My struggle expressed in this entry has come to a tragic end (for now). How? It’s all summed up in this email I sent to my editor:
“So sorry for bugging you again! I am not so close to figuring out an alternative plot, it seems. And the more I try to figure it out, the more I realize that I’m just not into the story right now. I feel so detached. I don’t feel what my characters are feelings–and I can’t write if I don’t feel this. So, at worst case, I’m going to take a break and work on the previous twenty-something chapters you edited for me. And perhaps, while I do this, I’ll get the flow of the story better.

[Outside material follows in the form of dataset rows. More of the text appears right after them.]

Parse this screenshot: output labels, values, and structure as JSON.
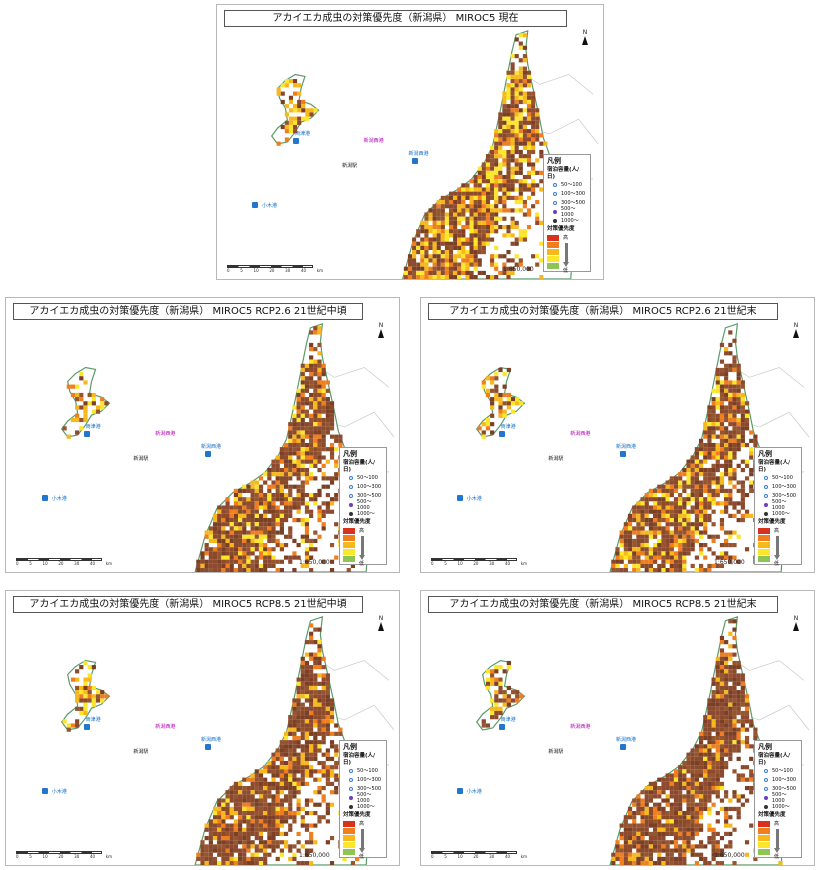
{
  "panels": [
    {
      "title": "アカイエカ成虫の対策優先度（新潟県） MIROC5 現在"
    },
    {
      "title": "アカイエカ成虫の対策優先度（新潟県） MIROC5 RCP2.6 21世紀中頃"
    },
    {
      "title": "アカイエカ成虫の対策優先度（新潟県） MIROC5 RCP2.6 21世紀末"
    },
    {
      "title": "アカイエカ成虫の対策優先度（新潟県） MIROC5 RCP8.5 21世紀中頃"
    },
    {
      "title": "アカイエカ成虫の対策優先度（新潟県） MIROC5 RCP8.5 21世紀末"
    }
  ],
  "legend": {
    "title": "凡例",
    "capacity_title": "宿泊容量(人/日)",
    "capacity_items": [
      "50～100",
      "100～300",
      "300～500",
      "500～1000",
      "1000～"
    ],
    "priority_title": "対策優先度",
    "high": "高",
    "low": "低",
    "priority_colors": [
      "#d8321e",
      "#f07d1e",
      "#f6b81a",
      "#fbe62a",
      "#8dc453"
    ]
  },
  "map_labels": {
    "niigata_port": "新潟西港",
    "niigata_station": "新潟駅",
    "ryotsu_port": "両津港",
    "ogi_port": "小木港",
    "north": "N"
  },
  "scale": {
    "ratio": "1:650,000",
    "ticks": [
      "0",
      "5",
      "10",
      "20",
      "30",
      "40"
    ],
    "unit": "km"
  }
}
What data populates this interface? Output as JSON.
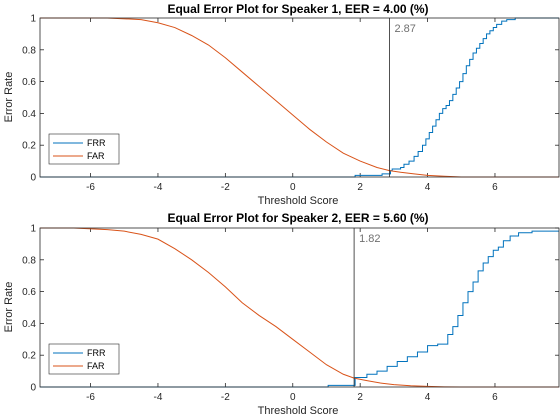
{
  "chart_data": [
    {
      "type": "line",
      "title": "Equal Error Plot for Speaker 1, EER = 4.00 (%)",
      "xlabel": "Threshold Score",
      "ylabel": "Error Rate",
      "xlim": [
        -7.5,
        7.9
      ],
      "ylim": [
        0,
        1
      ],
      "xticks": [
        -6,
        -4,
        -2,
        0,
        2,
        4,
        6
      ],
      "yticks": [
        0,
        0.2,
        0.4,
        0.6,
        0.8,
        1
      ],
      "threshold": 2.87,
      "threshold_label": "2.87",
      "legend_placement": "bottom-left",
      "grid": false,
      "series": [
        {
          "name": "FRR",
          "color": "#0072bd",
          "step": true,
          "x": [
            -7.5,
            1.8,
            1.85,
            2.6,
            2.65,
            2.9,
            2.95,
            3.2,
            3.3,
            3.45,
            3.6,
            3.72,
            3.85,
            3.95,
            4.05,
            4.15,
            4.25,
            4.35,
            4.45,
            4.55,
            4.65,
            4.75,
            4.85,
            4.95,
            5.05,
            5.15,
            5.25,
            5.35,
            5.45,
            5.55,
            5.65,
            5.75,
            5.85,
            5.95,
            6.05,
            6.2,
            6.35,
            6.6,
            7.9
          ],
          "y": [
            0,
            0,
            0.01,
            0.01,
            0.02,
            0.04,
            0.05,
            0.06,
            0.08,
            0.1,
            0.13,
            0.16,
            0.2,
            0.24,
            0.28,
            0.32,
            0.36,
            0.4,
            0.43,
            0.45,
            0.48,
            0.52,
            0.56,
            0.6,
            0.65,
            0.7,
            0.74,
            0.78,
            0.81,
            0.84,
            0.87,
            0.9,
            0.92,
            0.94,
            0.96,
            0.98,
            0.99,
            1,
            1
          ]
        },
        {
          "name": "FAR",
          "color": "#d95319",
          "step": false,
          "x": [
            -7.5,
            -6.5,
            -5.5,
            -4.5,
            -4,
            -3.5,
            -3,
            -2.5,
            -2,
            -1.5,
            -1,
            -0.5,
            0,
            0.5,
            1,
            1.5,
            2,
            2.5,
            2.87,
            3.2,
            3.6,
            4,
            4.5,
            5,
            6,
            7.9
          ],
          "y": [
            1,
            1,
            1,
            0.99,
            0.97,
            0.94,
            0.89,
            0.83,
            0.75,
            0.66,
            0.57,
            0.48,
            0.39,
            0.3,
            0.22,
            0.15,
            0.1,
            0.06,
            0.04,
            0.03,
            0.02,
            0.01,
            0.005,
            0,
            0,
            0
          ]
        }
      ]
    },
    {
      "type": "line",
      "title": "Equal Error Plot for Speaker 2, EER = 5.60 (%)",
      "xlabel": "Threshold Score",
      "ylabel": "Error Rate",
      "xlim": [
        -7.5,
        7.9
      ],
      "ylim": [
        0,
        1
      ],
      "xticks": [
        -6,
        -4,
        -2,
        0,
        2,
        4,
        6
      ],
      "yticks": [
        0,
        0.2,
        0.4,
        0.6,
        0.8,
        1
      ],
      "threshold": 1.82,
      "threshold_label": "1.82",
      "legend_placement": "bottom-left",
      "grid": false,
      "series": [
        {
          "name": "FRR",
          "color": "#0072bd",
          "step": true,
          "x": [
            -7.5,
            1,
            1.05,
            1.8,
            1.85,
            2.2,
            2.5,
            2.8,
            3.1,
            3.4,
            3.7,
            4,
            4.3,
            4.6,
            4.75,
            4.9,
            5.05,
            5.2,
            5.35,
            5.5,
            5.65,
            5.8,
            5.95,
            6.1,
            6.25,
            6.45,
            6.7,
            7.1,
            7.9
          ],
          "y": [
            0,
            0,
            0.01,
            0.01,
            0.06,
            0.08,
            0.1,
            0.13,
            0.16,
            0.19,
            0.22,
            0.26,
            0.27,
            0.33,
            0.38,
            0.45,
            0.53,
            0.6,
            0.66,
            0.73,
            0.78,
            0.82,
            0.86,
            0.88,
            0.92,
            0.95,
            0.97,
            0.98,
            0.98
          ]
        },
        {
          "name": "FAR",
          "color": "#d95319",
          "step": false,
          "x": [
            -7.5,
            -6.5,
            -5.5,
            -5,
            -4.5,
            -4,
            -3.5,
            -3,
            -2.5,
            -2,
            -1.5,
            -1,
            -0.5,
            0,
            0.5,
            1,
            1.5,
            1.82,
            2.2,
            2.6,
            3,
            3.5,
            4,
            4.5,
            5,
            7.9
          ],
          "y": [
            1,
            1,
            0.99,
            0.98,
            0.96,
            0.93,
            0.87,
            0.8,
            0.72,
            0.63,
            0.53,
            0.45,
            0.38,
            0.3,
            0.22,
            0.14,
            0.08,
            0.056,
            0.04,
            0.025,
            0.015,
            0.008,
            0.004,
            0.001,
            0,
            0
          ]
        }
      ]
    }
  ]
}
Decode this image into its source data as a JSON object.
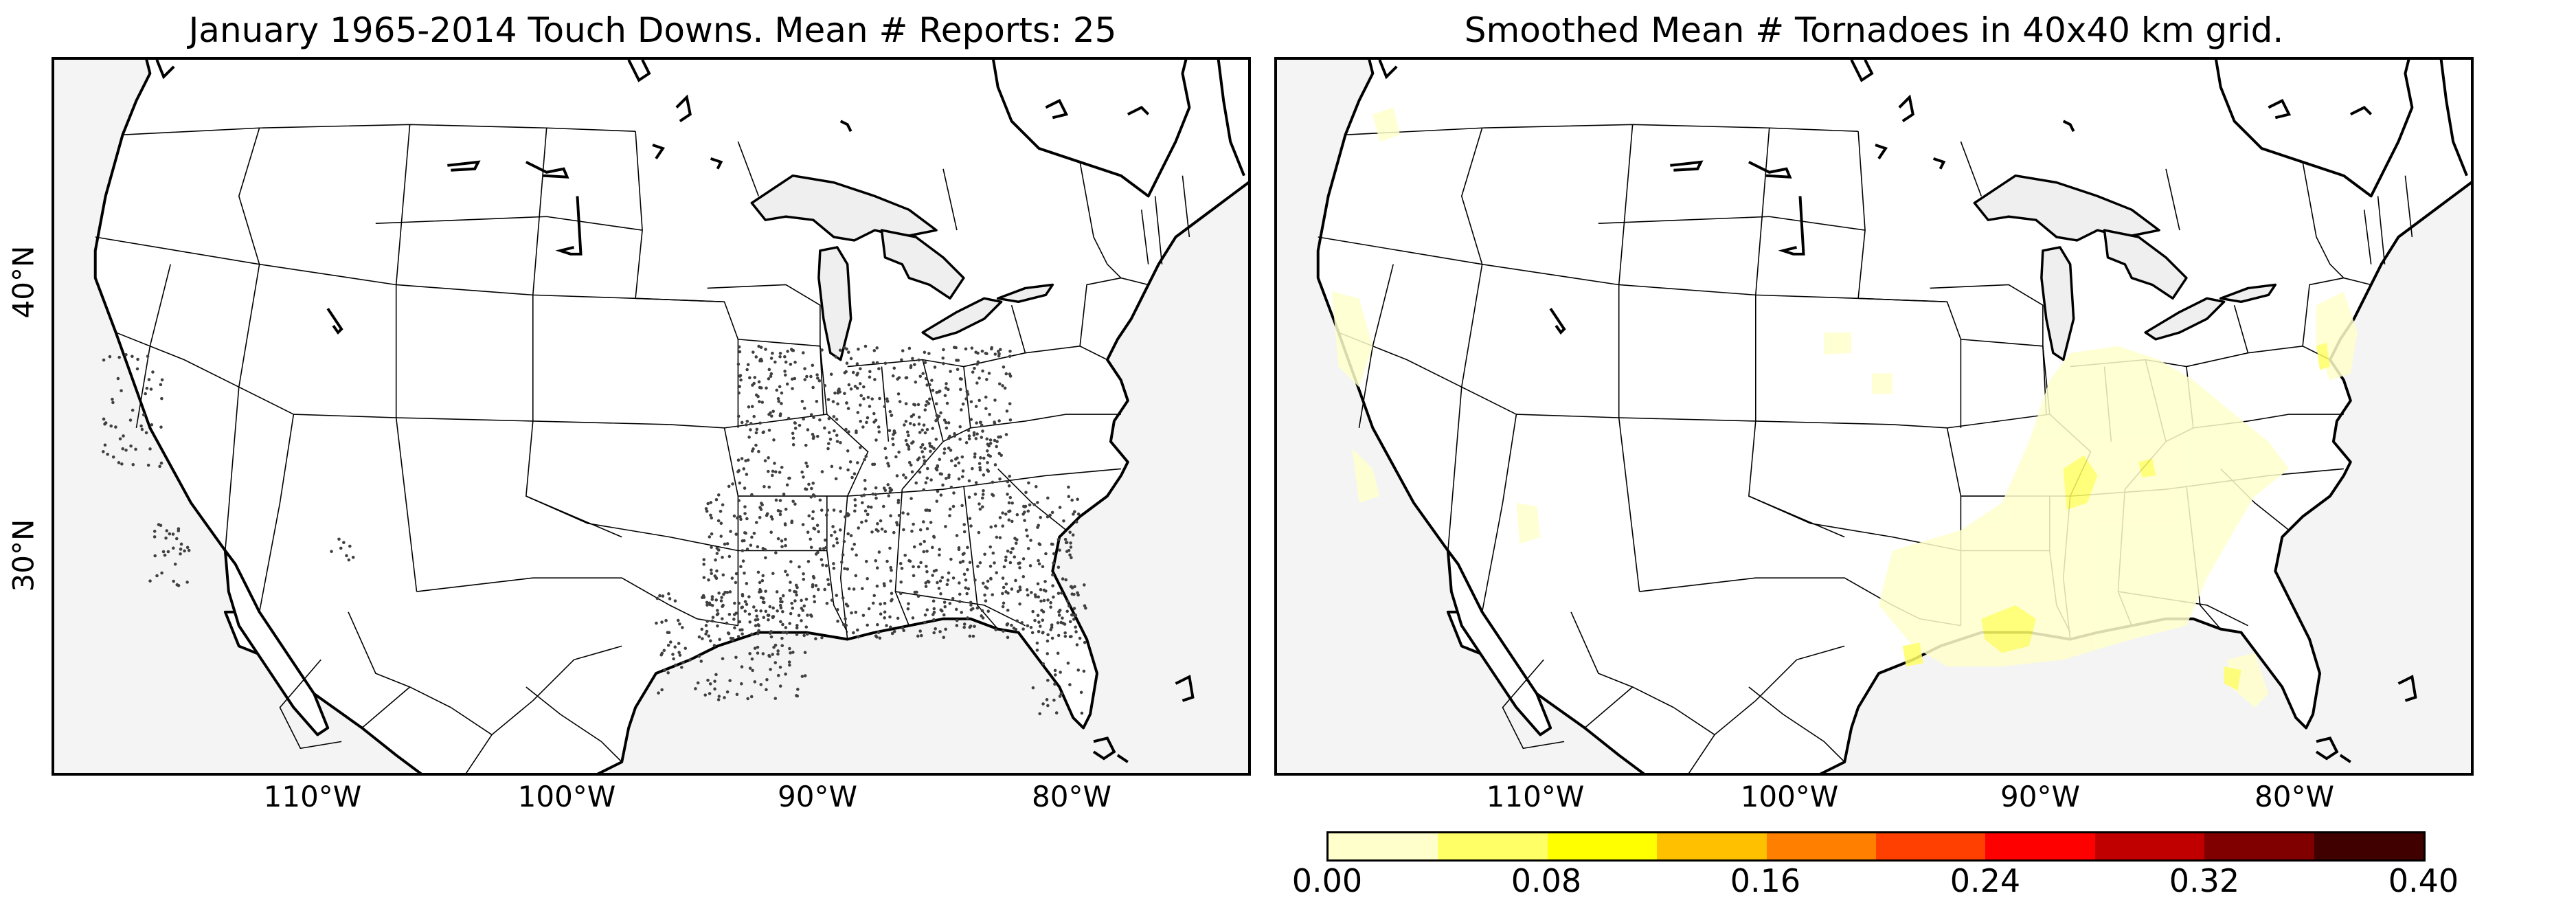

Because I’ve been working chapter by chapter I don’t have steady storyline of what’s going on in my mind. It’s like I’ve been watching a few minutes of a movie, taking a weeklong break from it, then returning to watch the next few minutes, only to take another weeklong break. So yah, if I’m not struck by lightning inspiration, I’m going to focus on the first half of the story instead. Then, maybe next month, if I’m done editing by then, I’ll work on the last eight-ish chapter. The last chapters are really important, I know, as it is what determines what sort of impression the book will leave the readers with. So I don’t want to rush this (as I most definitely have been trying to do, and evidence of that can be found in the emails I’ve flooded your account with). Alright. I feel a bit better now. For now I’m going to focus on revising the chapters of TRC you edited, the issues in the first half of TRC Jenny pointed out, living, breathing, eating and reading M&B *
Author’s Note: *M&B is the abbreviation for Moth and Butterflies which my editor, Val-rae Christensen, wrote. It’s a literary masterpiece I tell you. I admire her so much, because she’s polished this manuscript of hers to the point that it now sparkles, but she always ends up finding something to fix. Well, I guess until it’s published, there will always be room for improvement. Anyway, Val is the next Dickens.